В темном углу бедного, даже убогого помещения притаился полуразвалившийся «форд», других машин здесь не было. Я не успел додумать мысль о том, что этот гараж – всего лишь маскировка, а где-то наверху притаились таинственные роскошные апартаменты, как из двери, за которой скрывалась контора, появился и сам хозяин, вытирая руки о кусок ветоши. Это был рыхлый вялый блондин, весьма бледный, но все же не лишенный привлекательности. При виде нас в его светло-голубых глазах мелькнул лучик надежды.

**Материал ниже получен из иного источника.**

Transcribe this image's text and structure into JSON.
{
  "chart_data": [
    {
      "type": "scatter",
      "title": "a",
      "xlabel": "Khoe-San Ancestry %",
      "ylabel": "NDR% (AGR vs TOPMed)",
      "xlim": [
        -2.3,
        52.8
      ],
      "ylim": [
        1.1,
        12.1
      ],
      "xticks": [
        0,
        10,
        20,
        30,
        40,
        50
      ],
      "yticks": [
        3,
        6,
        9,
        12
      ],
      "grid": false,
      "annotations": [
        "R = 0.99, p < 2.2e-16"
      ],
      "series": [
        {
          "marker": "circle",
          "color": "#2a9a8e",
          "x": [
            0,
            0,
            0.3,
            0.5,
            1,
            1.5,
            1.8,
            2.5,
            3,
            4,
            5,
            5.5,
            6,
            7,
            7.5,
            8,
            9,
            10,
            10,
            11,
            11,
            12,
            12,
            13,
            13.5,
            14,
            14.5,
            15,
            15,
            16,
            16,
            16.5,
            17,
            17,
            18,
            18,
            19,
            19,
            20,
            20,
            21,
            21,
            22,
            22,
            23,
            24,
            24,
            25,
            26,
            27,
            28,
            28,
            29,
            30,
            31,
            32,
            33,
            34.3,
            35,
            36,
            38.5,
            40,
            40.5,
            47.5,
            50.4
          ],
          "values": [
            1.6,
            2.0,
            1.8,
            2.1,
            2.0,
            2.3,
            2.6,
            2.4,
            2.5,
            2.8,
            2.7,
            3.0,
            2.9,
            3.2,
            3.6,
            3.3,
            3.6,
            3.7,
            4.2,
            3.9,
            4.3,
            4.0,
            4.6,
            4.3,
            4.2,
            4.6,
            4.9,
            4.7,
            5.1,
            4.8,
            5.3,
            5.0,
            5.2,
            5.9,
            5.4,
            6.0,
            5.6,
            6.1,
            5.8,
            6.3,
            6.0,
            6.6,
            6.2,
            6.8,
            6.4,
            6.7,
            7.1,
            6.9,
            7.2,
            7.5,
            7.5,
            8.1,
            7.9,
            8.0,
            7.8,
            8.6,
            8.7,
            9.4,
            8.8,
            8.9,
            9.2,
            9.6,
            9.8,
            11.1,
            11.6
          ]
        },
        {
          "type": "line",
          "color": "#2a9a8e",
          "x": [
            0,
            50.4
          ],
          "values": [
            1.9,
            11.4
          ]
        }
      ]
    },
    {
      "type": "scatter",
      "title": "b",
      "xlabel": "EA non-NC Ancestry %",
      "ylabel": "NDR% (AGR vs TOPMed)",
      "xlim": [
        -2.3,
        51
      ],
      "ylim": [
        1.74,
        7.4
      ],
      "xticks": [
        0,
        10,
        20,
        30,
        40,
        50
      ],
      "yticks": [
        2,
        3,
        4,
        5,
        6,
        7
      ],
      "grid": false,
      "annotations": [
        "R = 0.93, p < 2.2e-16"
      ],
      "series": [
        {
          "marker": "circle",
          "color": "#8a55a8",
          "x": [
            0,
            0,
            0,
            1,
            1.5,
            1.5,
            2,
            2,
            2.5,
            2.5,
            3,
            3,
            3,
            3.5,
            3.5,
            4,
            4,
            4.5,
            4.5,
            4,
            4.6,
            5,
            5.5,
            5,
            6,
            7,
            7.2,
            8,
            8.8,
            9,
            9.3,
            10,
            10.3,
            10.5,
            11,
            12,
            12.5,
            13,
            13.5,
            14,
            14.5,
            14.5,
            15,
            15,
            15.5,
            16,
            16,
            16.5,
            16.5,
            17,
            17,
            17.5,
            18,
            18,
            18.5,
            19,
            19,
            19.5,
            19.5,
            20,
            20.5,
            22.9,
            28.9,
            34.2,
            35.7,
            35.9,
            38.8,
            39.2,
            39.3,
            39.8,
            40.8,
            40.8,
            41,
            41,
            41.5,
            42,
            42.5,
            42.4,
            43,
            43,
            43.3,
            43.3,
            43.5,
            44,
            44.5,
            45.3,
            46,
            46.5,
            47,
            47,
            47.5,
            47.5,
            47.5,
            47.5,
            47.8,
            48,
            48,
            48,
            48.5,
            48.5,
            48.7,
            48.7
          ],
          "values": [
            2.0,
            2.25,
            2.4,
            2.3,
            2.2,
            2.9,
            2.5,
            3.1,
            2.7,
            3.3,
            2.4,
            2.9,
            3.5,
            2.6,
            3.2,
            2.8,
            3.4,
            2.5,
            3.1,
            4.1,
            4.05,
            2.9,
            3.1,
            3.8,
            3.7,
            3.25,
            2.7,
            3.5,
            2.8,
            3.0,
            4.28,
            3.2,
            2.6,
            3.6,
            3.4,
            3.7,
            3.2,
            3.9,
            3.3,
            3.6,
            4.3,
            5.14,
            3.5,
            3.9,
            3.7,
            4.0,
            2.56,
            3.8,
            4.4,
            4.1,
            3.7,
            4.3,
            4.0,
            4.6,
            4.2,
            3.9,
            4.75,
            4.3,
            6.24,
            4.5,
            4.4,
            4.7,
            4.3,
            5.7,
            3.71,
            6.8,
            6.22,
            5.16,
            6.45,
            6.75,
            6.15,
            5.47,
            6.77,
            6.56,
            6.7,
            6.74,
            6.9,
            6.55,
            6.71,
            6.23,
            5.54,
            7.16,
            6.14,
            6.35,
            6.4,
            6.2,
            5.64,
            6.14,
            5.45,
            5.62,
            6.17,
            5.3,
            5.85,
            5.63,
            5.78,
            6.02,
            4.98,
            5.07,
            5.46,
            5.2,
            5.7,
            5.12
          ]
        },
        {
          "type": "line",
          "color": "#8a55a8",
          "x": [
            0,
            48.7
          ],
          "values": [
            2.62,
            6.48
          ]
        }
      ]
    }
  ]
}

– Уилсон, старина, привет, – сказал Том, бодро хлопая его по плечу. – Как дела?
– Не могу пожаловаться, – неубедительно ответил Уилсон. – Когда ж вы продадите мне ту машину?
– На следующей неделе. Мой шофер как раз приводит ее в порядок.
– Что-то он медленно работает, ведь так?
– Да нет, – холодно отрезал Том. – Если тебе что-то не нравится, так я лучше тогда продам ее кому-нибудь другому.
– Я вовсе ничего такого не имел в виду, – испуганно пробормотал Уилсон. – Я просто хотел сказать…
Его голос оборвался – Том нетерпеливо огляделся вокруг. В этот момент я услышал шаги на лестнице, и в ту же минуту пышная женская фигура загородила свет, падавший из дверного проема. Женщине было лет тридцать пять, слегка толстовата, но она несла свое чувственное тело так, как это умеют делать некоторые полные женщины. На лице ее, оттененном темно-синим крепдешиновым платьем в горошек, не было ни тени, ни даже слабого проблеска красоты, но зато от всего ее существа так и веяло жизненной энергией, будто в каждой жилке ее тела пылал жаркий огонь.
Она медленно улыбнулась и, пройдя чуть ли не сквозь мужа, словно тот был бесплотной тенью, обменялась рукопожатием с Томом, глядя на него сияющими глазами. Затем она облизнула губы и, не поворачивая головы, сказала мужу тихим хрипловатым голосом:
– Давай-ка принеси стулья, чтобы люди могли сесть.
– О, конечно, – поспешно согласился Уилсон и торопливо бросился к своей конторке, сразу же растворившись на светлом фоне бетонной стены. Серая шлаковая пыль запорошила его темный костюм и белесые волосы; похоже, она лежала на всем и всех, кроме женщины, что сейчас придвинулась поближе к Тому.
– Хочу тебя видеть, – настойчиво произнес Том. – Садись в следующий поезд.
– Хорошо.
– Встретимся у газетного киоска, что на нижнем этаже.
Она кивнула и отпрянула от него как раз в тот момент, когда Джордж Уилсон появился в дверях кабинета с двумя стульями в руках.
Отойдя от дома, чтобы нас не было видно, мы подождали ее на шоссе. Оставалось всего несколько дней до Четвертого июля, и пропылившийся тощий мальчишка-итальянец с серым лицом раскладывал вдоль железнодорожного полотна сигнальные петарды.
– Жуткое местечко, верно? – заметил Том, бросив хмурый взгляд на доктора Эклберга.
– Ужасное.
– Потому она и радуется, что можно иной раз отсюда уехать.